In the first significant rate hike since 1997, the daily maximum cost to park in any of the nine Downtown lots will increase from $7 to $9 per day, and the evening flat rates will increase from $3 to $5. The monthly rates will go from $82.50 to $121. The higher parking prices are expected to take effect July 1.

The increases don’t apply to the Main Library or Civic Center lots, part of a strategy City Hall officials hope will attract Downtown employees to more peripheral lots, freeing up spaces closer to the commercial core for shoppers and other short-term visitors.

“We’re doing it really with the intent to better manage the parking assets that we have,” said Sam Morrissey, City Hall’s principal traffic engineer.

The City Council unanimously approved the parking rate increases Tuesday night with little discussion. The panel had already agreed in concept to the parking plan last fall when consultants who studied parking presented their findings in a report known as the Walker Parking Study.

While the adopted price increases are mostly in-line with the Walker study’s recommendations, officials nixed one of its key provisions, opting to leave the existing two-hour free parking policy in place.
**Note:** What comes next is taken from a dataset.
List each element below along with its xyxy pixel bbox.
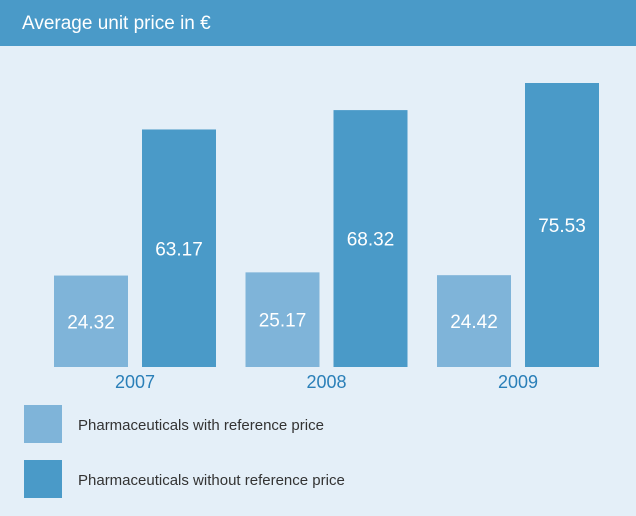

The Walker study had suggested allowing just one hour free in order to discourage employees form repeatedly “shuffling” their cars throughout the day to get around paying parking fees.

Downtown businesses opposed the one hour free proposal and managed to kill it before the parking plan reached the City Council.

Kathleen Rawson, CEO of Bayside District Corp., the public-private entity that manages Downtown, said maintaining the two-hour free parking window was “one of the really important, key recommendations that Bayside made” to City Hall.

While she said “it’s not good for the employer or the employee to move their car every couple of hours,” she said Bayside members believed eliminating the two-hours free policy could have had bad economic implications.

“The board felt very strongly that first of all this is not the time to do that — giving a customer a reason not to come [Downtown] was not high on the priority list,” she said.

Morrissey said even with the increase Santa Monica is “still among the more modestly priced parking areas” in the L.A. region.

But at least some Downtown employees said higher parking costs could impact business.

David Tucker, manager at Locanda Del Lago restaurant, said the new price structure “seems a little high” and should include a discount for local employees.

Kyle Mathis, who owns Kyle Mathis Hairdressing, said the rate hike would have the biggest effect on those who buy monthly passes.

“Seven dollars to $9 isn’t a big deal. It’s not going to ruin [customers’] day,” he said. “But people that are paying $85 to $120 — that’s a big jump. That’s what’s going to make people mad.”

Brendan Dulley, general manager at the Tudor House, agreed the monthly rate hike would have an impact.

“I work six days a week … . I utilize my pass enough, [but] not enough for $120,” he said. “That’s quite a lot.”